Mecklenburg-Vorpommern is still working on the new legislation. A special session of parliament is to be held on these regulations. In the health and care sector, the obligation to test and wear masks is still to be maintained.
Schools as a bone of contention
There is still much controversy over the conduct of schools and day care centers. The Standing Conference of the Ministers of Education and Culture of the Länder (Kultusministerkonferenz, KMK) is in favor of relaxing the rules. According to a resolution passed by this body on Friday, pandemic restrictions on children and adolescents should be lifted by May at the latest.
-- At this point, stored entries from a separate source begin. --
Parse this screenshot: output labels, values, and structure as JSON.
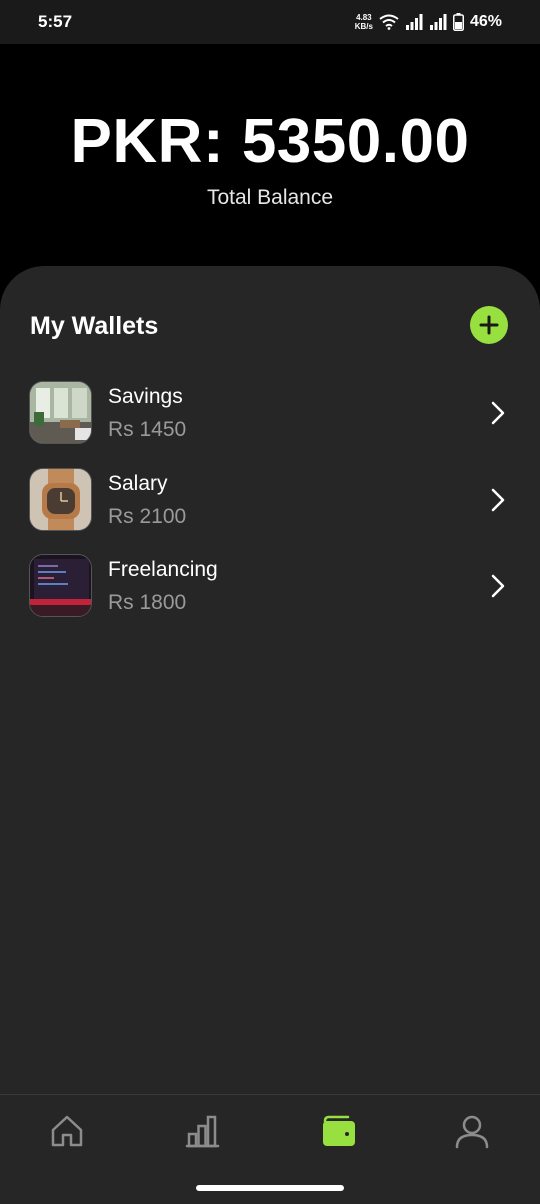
{
  "status_bar": {
    "time": "5:57",
    "net_speed_value": "4.83",
    "net_speed_unit": "KB/s",
    "battery_percent": "46%"
  },
  "header": {
    "balance": "PKR: 5350.00",
    "balance_label": "Total Balance"
  },
  "wallets_panel": {
    "title": "My Wallets",
    "add_icon": "plus-icon",
    "items": [
      {
        "name": "Savings",
        "amount": "Rs 1450",
        "thumbnail": "room-photo"
      },
      {
        "name": "Salary",
        "amount": "Rs 2100",
        "thumbnail": "watch-photo"
      },
      {
        "name": "Freelancing",
        "amount": "Rs 1800",
        "thumbnail": "monitor-photo"
      }
    ]
  },
  "bottom_nav": {
    "items": [
      {
        "icon": "home-icon",
        "active": false
      },
      {
        "icon": "bar-chart-icon",
        "active": false
      },
      {
        "icon": "wallet-icon",
        "active": true
      },
      {
        "icon": "profile-icon",
        "active": false
      }
    ]
  },
  "colors": {
    "accent": "#97e03f",
    "panel_bg": "#262626",
    "header_bg": "#000000",
    "muted_text": "#9a9a9a"
  }
}
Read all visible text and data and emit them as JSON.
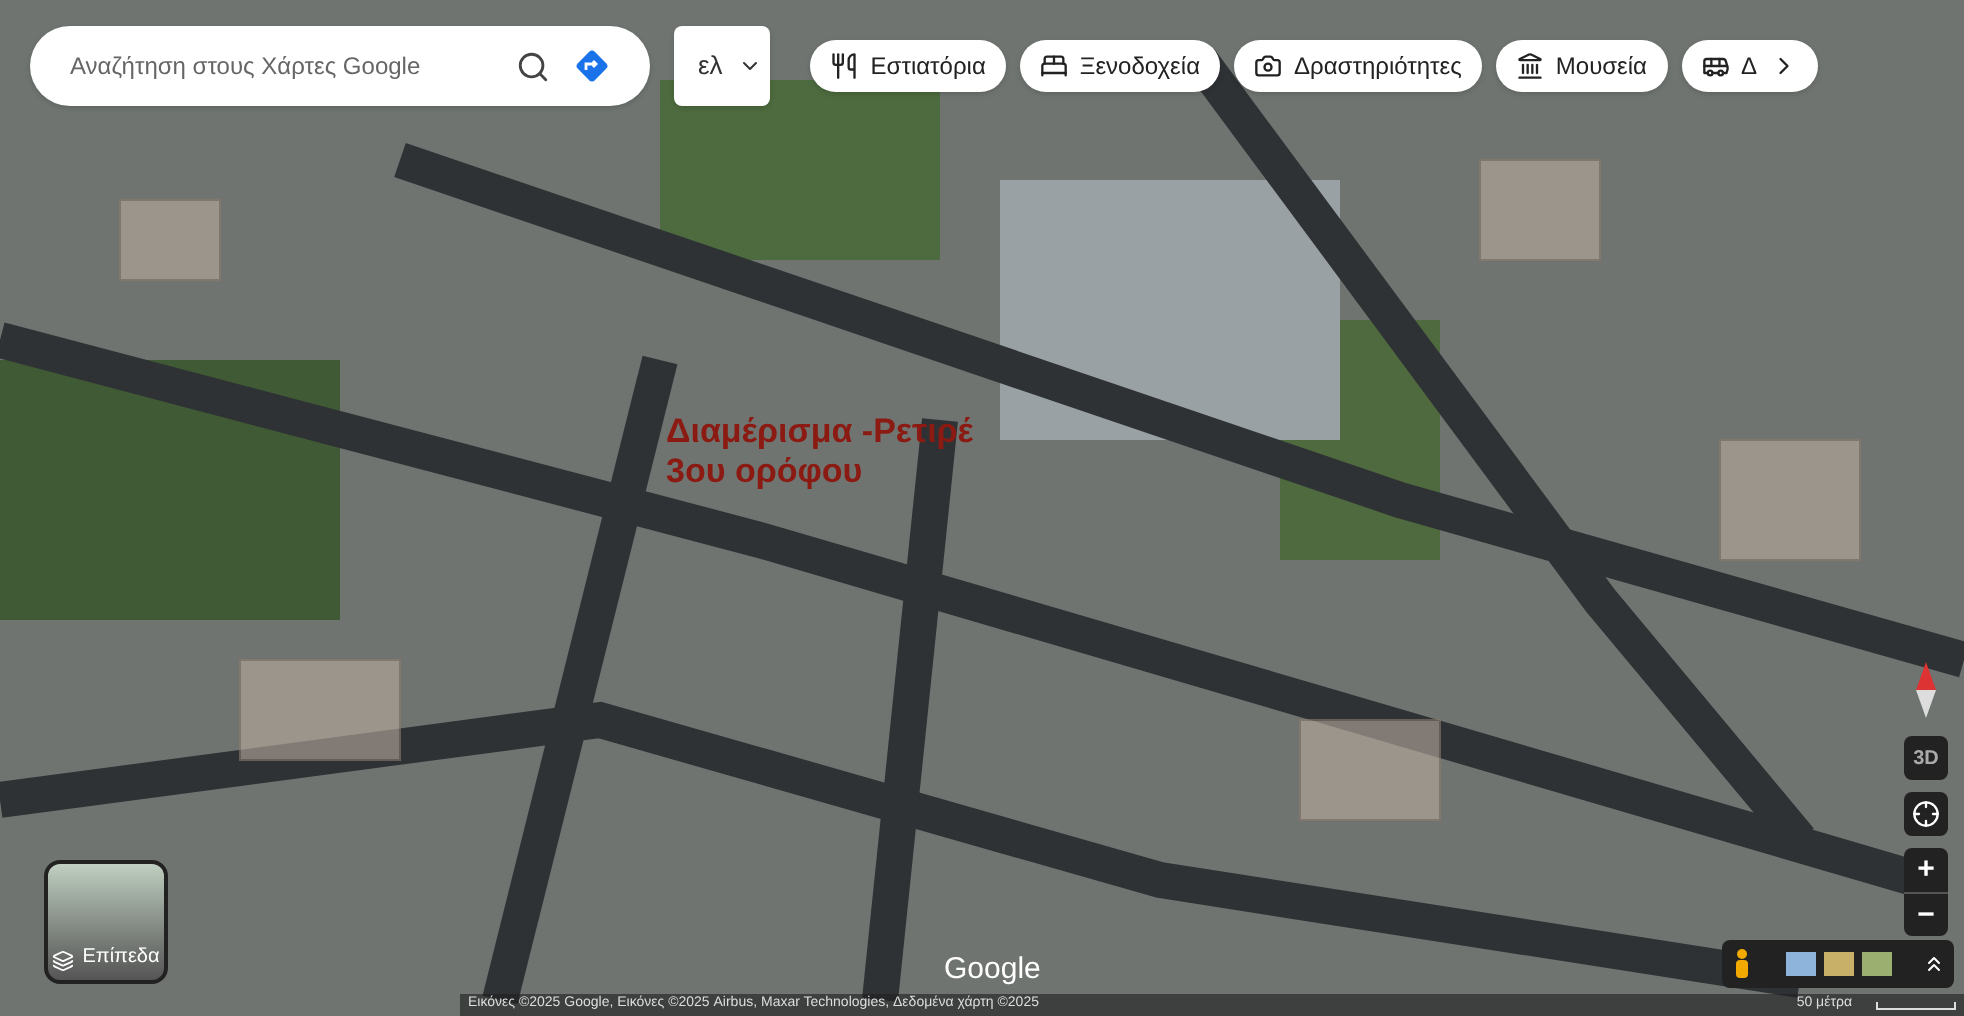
{
  "search": {
    "placeholder": "Αναζήτηση στους Χάρτες Google"
  },
  "language": {
    "label": "ελ"
  },
  "chips": [
    {
      "kind": "food",
      "label": "Εστιατόρια"
    },
    {
      "kind": "hotel",
      "label": "Ξενοδοχεία"
    },
    {
      "kind": "camera",
      "label": "Δραστηριότητες"
    },
    {
      "kind": "museum",
      "label": "Μουσεία"
    },
    {
      "kind": "transit",
      "label": "Δ"
    }
  ],
  "annotation": {
    "lines": [
      "Διαμέρισμα -Ρετιρέ",
      "3ου ορόφου"
    ]
  },
  "layers": {
    "label": "Επίπεδα"
  },
  "map_controls": {
    "tilt": "3D",
    "zoom_in": "+",
    "zoom_out": "−"
  },
  "logo": "Google",
  "attribution": "Εικόνες ©2025 Google, Εικόνες ©2025 Airbus, Maxar Technologies, Δεδομένα χάρτη ©2025",
  "scale": "50 μέτρα"
}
This is to apply to both the wearing of masks and testing if there is no clear reason for it, said KMK chairwoman, Schleswig-Holstein Education Minister Karin Prien (CDU). However, resistance is still visible in the federal states. Berlin politicians from the SPD and the Left Party are demanding that the obligation to wear masks in schools be written into the Infection Protection Act as a “special measure” and can be introduced by the federal states.
Some federal states have already abolished the obligation to wear masks in schools or are planning to do so. In Hesse and Mecklenburg-Vorpommern, students no longer have to wear masks in lessons, also in Saxony the obligation to wear masks in all schools has been dropped. In primary and special schools in Nadren-Pfalz this has been the case since Monday; in all other schools the obligation is to be abolished on March 21. Elementary school students will still be tested for coronavirus, but twice a week instead of three times as before.
Also in Bremen on Monday, the requirement to wear masks in elementary school was lifted. For older pupils, the requirement will continue until the Easter holidays. Compulsory testing in schools and day care centers is to be maintained until the end of April, after which testing is to be done only occasionally if there is a reason to do so. In contrast, the premiers of the states of Bavaria, Brandenburg and Netherlands North-Westphalia are not planning to abolish the obligation to wear masks in schools.